Bei einem Model-Fotoshooting zum Beispiel ist nach dem KUG von einer Einwilligung auszugehen, wenn das Model für die Fotos bezahlt wird. Auch bei in der Branche üblichen Time for Pictures / Time for Prints (TFP-Vereinbarung), bei denen zwar keine Bezahlung, aber die Fotos für beide Parteien als Ergebnis entstehen, kann man von einer Einwilligung der fotografierten Person ausgehen. Nach der DSGVO besteht in beiden Fällen ganz klar ein Vertragsverhältnis, zu dessen Erfüllung eine Datenverarbeitung notwendig ist. Daher ist die entsprechende Verarbeitung und das Anfertigen der Fotos rechtmäßig.
Betroffene Personen haben nach Art. 21 DSGVO das Recht, aus Gründen, die sich aus Ihrer besonderen Situation ergeben, der Verarbeitung auf Grundlage von berechtigtem Interesse zu widersprechen. Dies deckt sich mit dem Widerruf der Einwilligung aus einem besonders wichtigen Grund nach dem KUG.

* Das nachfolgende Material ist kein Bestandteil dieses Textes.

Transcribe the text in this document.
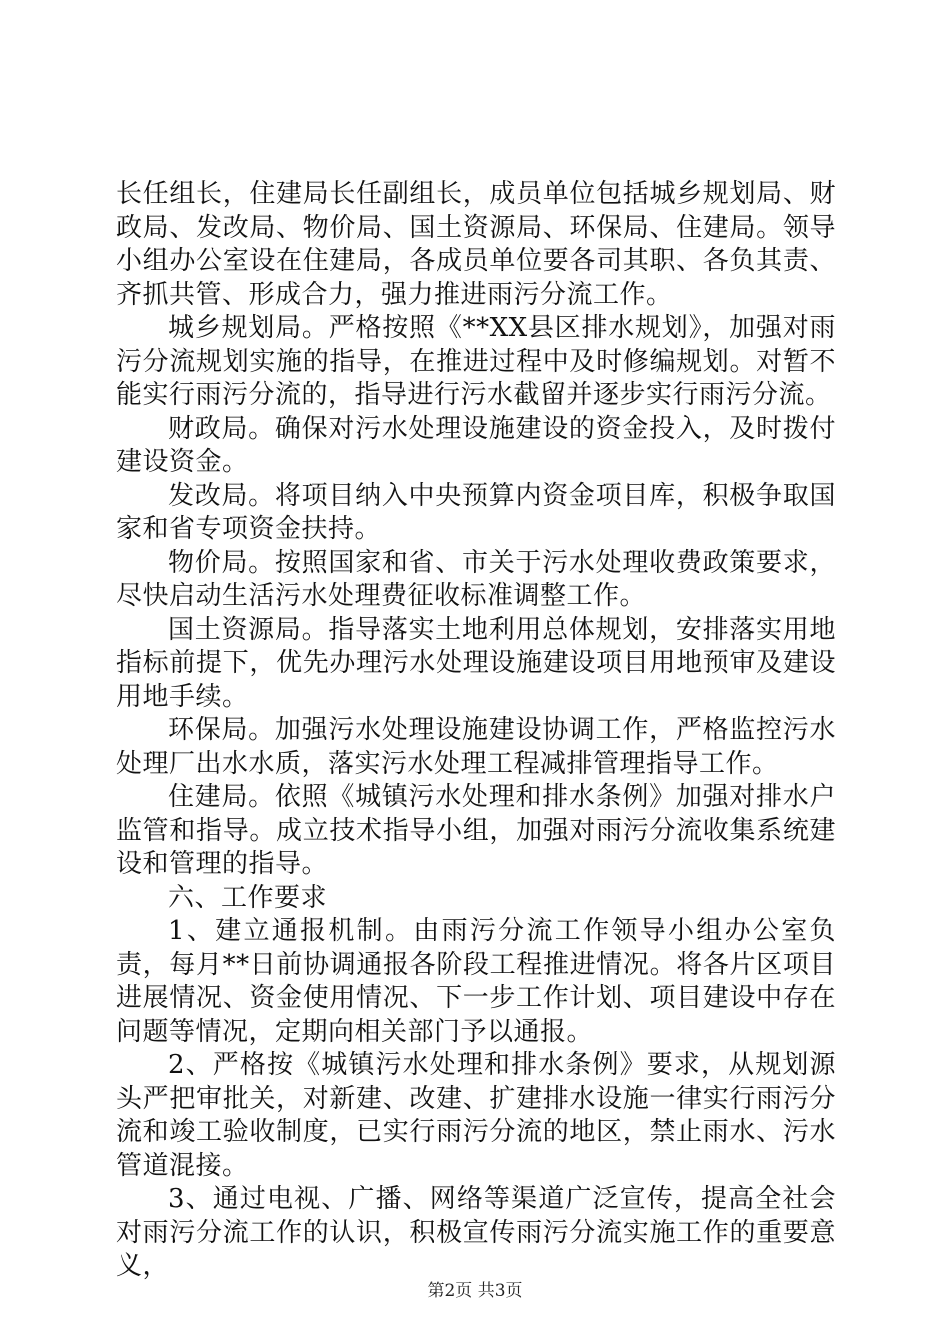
长任组长，住建局长任副组长，成员单位包括城乡规划局、财政局、发改局、物价局、国土资源局、环保局、住建局。领导小组办公室设在住建局，各成员单位要各司其职、各负其责、齐抓共管、形成合力，强力推进雨污分流工作。

城乡规划局。严格按照《**XX县区排水规划》，加强对雨污分流规划实施的指导，在推进过程中及时修编规划。对暂不能实行雨污分流的，指导进行污水截留并逐步实行雨污分流。

财政局。确保对污水处理设施建设的资金投入，及时拨付建设资金。

发改局。将项目纳入中央预算内资金项目库，积极争取国家和省专项资金扶持。

物价局。按照国家和省、市关于污水处理收费政策要求，尽快启动生活污水处理费征收标准调整工作。

国土资源局。指导落实土地利用总体规划，安排落实用地指标前提下，优先办理污水处理设施建设项目用地预审及建设用地手续。

环保局。加强污水处理设施建设协调工作，严格监控污水处理厂出水水质，落实污水处理工程减排管理指导工作。

住建局。依照《城镇污水处理和排水条例》加强对排水户监管和指导。成立技术指导小组，加强对雨污分流收集系统建设和管理的指导。

六、工作要求

1、建立通报机制。由雨污分流工作领导小组办公室负责，每月**日前协调通报各阶段工程推进情况。将各片区项目进展情况、资金使用情况、下一步工作计划、项目建设中存在问题等情况，定期向相关部门予以通报。

2、严格按《城镇污水处理和排水条例》要求，从规划源头严把审批关，对新建、改建、扩建排水设施一律实行雨污分流和竣工验收制度，已实行雨污分流的地区，禁止雨水、污水管道混接。

3、通过电视、广播、网络等渠道广泛宣传，提高全社会对雨污分流工作的认识，积极宣传雨污分流实施工作的重要意义，

第2页 共3页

Sonderfälle und worauf nach der DSGVO besonders geachtet werden muss
Wichtig ist es, Veranstaltungsbesucher spätestens beim Erstellen der Aufnahmen nach Art. 13 DSGVO zu informieren. Idealerweise geschieht dies vor dem Ticketkauf oder Eintritt. In der Datenschutzerklärung müssen Auskünfte gegeben werden über den Verantwortlichen, den Zweck /die Interessen und Rechtsgrundlage der Verarbeitung, die Empfänger der Daten, die Dauer der Speicherung, die Rechte der betroffenen und das Bestehen eines Widerrufsrechts. Möglichkeiten der Einbindung einer Datenschutzerklärung sind: ein Hinweistext im Ticketshop, ein Datenschutzhinweis zusammen mit der Kaufbestätigung per Mail, ein sprechender Link auf den Tickets und eine sichtbare Datenschutzerklärung im Eingangsbereich.
Sollten Bilder auf Grundlage einer Einwilligung erstellt werden, ist zu beachten, dass die Möglichkeit existiert, eine bestehende Einwilligung zu Widerrufen. Dies kann zur Löschung erstellter Bilder führen. Auch wenn die Verarbeitung bis zum Widerruf rechtmäßig ist, können z. B. Willenserklärungen für Fotos, die unter Alkoholeinfluss in einer Diskothek entstehen, nichtig sein. Bei der Aufnahme von Kindern und Jugendlichen unter 16 Jahren gelten besondere Bestimmungen. Die Einwilligung darf dann nur durch die Eltern geschehen. Dabei müssen beide Elternteile in die Verarbeitung einwilligen.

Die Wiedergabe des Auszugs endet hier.